News stories come into my inbox like a torrent of water from the base of a melting glacier in high summer. There are far too many to be able to read them all but dipping in can uncover some interesting dilemmas. One pair of news stories that I came across in quick succession last week was of a conference in London and a bill in the U.S. House of Representatives. I would like to have brought the delegates and congressmen and congresswomen into the same location for what I am sure would have been a fiery debate.
In London, the opening statement of the conference on Health and Security Aspects of Climate Change included the words:
Climate change leads to more frequent and extreme weather events and to conditions that favour the spread of infectious diseases. Rising sea levels, floods and droughts cause loss of habitat, water and food shortages, and threats to livelihood. These trigger conflict within and between countries. Humanitarian crises will further burden military resources through the need for rescue missions and aid. Mass migration will also increase, triggered by both environmental stress and conflict, thus leading to serious further security issues. It will often not be possible to adapt meaningfully to these changes, and the economic cost will be enormous. As in medicine, prevention is the best solution...We therefore call upon governments around the world to prioritise efforts to address the causes and impacts of climate change.
In the U.S., a bipartisan bill had been passed in the U.S. House of Representatives to establish a state-based regulatory framework for management and disposal of coal ash.
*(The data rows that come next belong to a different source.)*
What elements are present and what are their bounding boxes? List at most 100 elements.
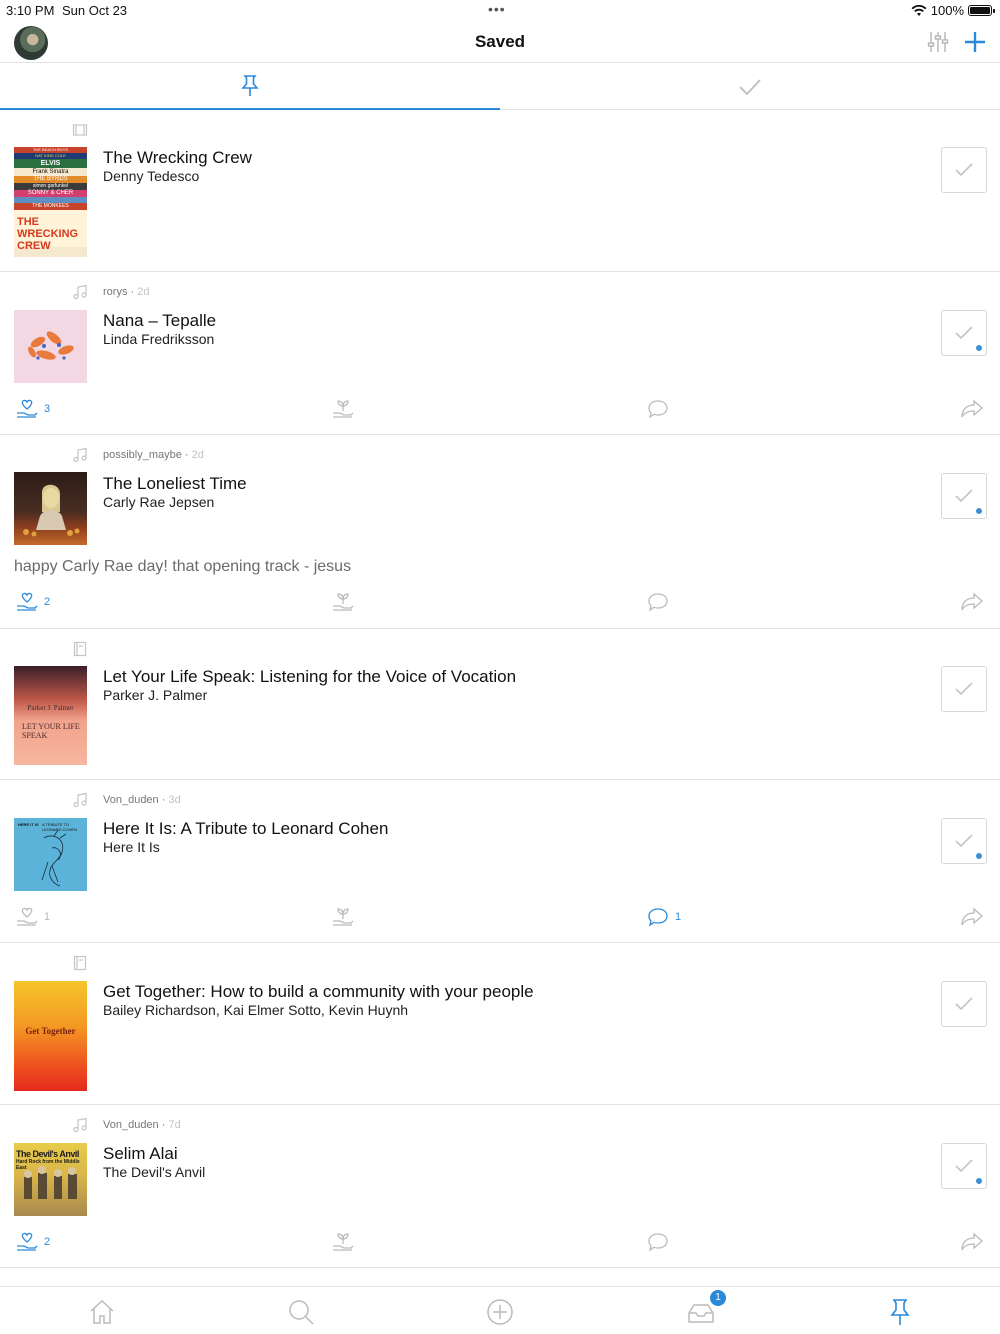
mark-done-button[interactable] xyxy=(941,310,987,356)
list-item[interactable]: THE BEACH BOYS NAT KING COLE ELVIS Frank… xyxy=(0,110,1000,272)
post-age: 2d xyxy=(137,286,150,298)
cover-image[interactable] xyxy=(14,472,87,545)
username[interactable]: possibly_maybe xyxy=(103,449,182,461)
item-title[interactable]: The Wrecking Crew xyxy=(103,148,252,168)
like-count: 2 xyxy=(44,1236,51,1248)
share-button[interactable] xyxy=(960,592,984,612)
search-icon[interactable] xyxy=(286,1297,316,1327)
item-subtitle: Bailey Richardson, Kai Elmer Sotto, Kevi… xyxy=(103,1002,409,1018)
plant-button[interactable] xyxy=(332,592,354,612)
like-count: 3 xyxy=(44,403,51,415)
battery-icon xyxy=(968,5,995,16)
list-item[interactable]: Get Together Get Together: How to build … xyxy=(0,943,1000,1105)
cover-text: THE WRECKING CREW xyxy=(14,210,87,252)
item-subtitle: Denny Tedesco xyxy=(103,168,200,184)
unread-dot xyxy=(975,1177,983,1185)
cover-text: Get Together xyxy=(25,1026,76,1036)
list-item[interactable]: Von_duden · 7d The Devil's Anvil Hard Ro… xyxy=(0,1105,1000,1268)
sprout-icon xyxy=(333,593,354,611)
cover-text: THE MONKEES xyxy=(14,203,87,210)
home-icon[interactable] xyxy=(87,1297,117,1327)
share-button[interactable] xyxy=(960,399,984,419)
item-title[interactable]: Nana – Tepalle xyxy=(103,311,216,331)
comment-button[interactable] xyxy=(647,592,669,612)
cover-image[interactable] xyxy=(14,310,87,383)
action-bar: 1 1 xyxy=(0,907,1000,929)
book-icon xyxy=(73,955,87,971)
add-icon[interactable] xyxy=(962,29,988,55)
comment-button[interactable] xyxy=(647,1232,669,1252)
plant-button[interactable] xyxy=(332,1232,354,1252)
post-meta: rorys · 2d xyxy=(103,286,150,298)
item-title[interactable]: The Loneliest Time xyxy=(103,474,247,494)
item-subtitle: Here It Is xyxy=(103,839,160,855)
list-item[interactable]: possibly_maybe · 2d The Loneliest Time C… xyxy=(0,435,1000,629)
sprout-icon xyxy=(333,1233,354,1251)
post-meta: Von_duden · 7d xyxy=(103,1119,181,1131)
comment-button[interactable]: 1 xyxy=(647,907,681,927)
cover-text: A TRIBUTE TO LEONARD COHEN xyxy=(42,822,77,832)
plant-button[interactable] xyxy=(332,907,354,927)
share-button[interactable] xyxy=(960,1232,984,1252)
mark-done-button[interactable] xyxy=(941,666,987,712)
item-subtitle: Parker J. Palmer xyxy=(103,687,208,703)
list-item[interactable]: Von_duden · 3d HERE IT IS A TRIBUTE TO L… xyxy=(0,780,1000,943)
item-title[interactable]: Let Your Life Speak: Listening for the V… xyxy=(103,667,516,687)
cover-image[interactable]: The Devil's Anvil Hard Rock from the Mid… xyxy=(14,1143,87,1216)
tab-done[interactable] xyxy=(500,64,1000,110)
like-count: 2 xyxy=(44,596,51,608)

Steve Miller, President and CEO of the American Coalition for Clean Coal Electricity (ACCCE) commended the U.S. House of Representatives for passing bipartisan legislation that would establish a state-based regulatory framework for management and disposal of coal ash.
“We support this bipartisan legislation because it would establish a sensible program to regulate coal ash and ensure the environment is protected without unnecessary increases in energy costs or putting American jobs in jeopardy.”
Coal is one of the dirtiest of fuels and a major contributor to global carbon dioxide emissions. The U.S. Environmental Protection Agency (EPA) is seeking to bring in regulations to limit emissions but whilst coal continues to be burnt it makes sense to use the ash in a variety of applications such as additives in concrete and fill material for road building. According to Miller, “This legislation [with regard to coal ash] represents the kind of balanced federal-state partnership that is needed for environmental protection. On the other hand, EPA is considering regulations for coal-fueled power plants that will raise energy prices, hurt families, and destroy American jobs.”
I note this juxtaposition of news stories to expose the disconnections as people argue their case within different policy stovepipes. Within the parameters of their own particular discussion they are making logical choices. One group of experts on human health is urging urgent action whilst an industry lobby group is protecting the very activities that need to be brought under control. We have been here before; remember the fight to deny that smoking was a danger to public health as cigarette companies defended their bottom line. There was little doubt who would win in the end but it took far too long, and too many people suffered, before the battle was won.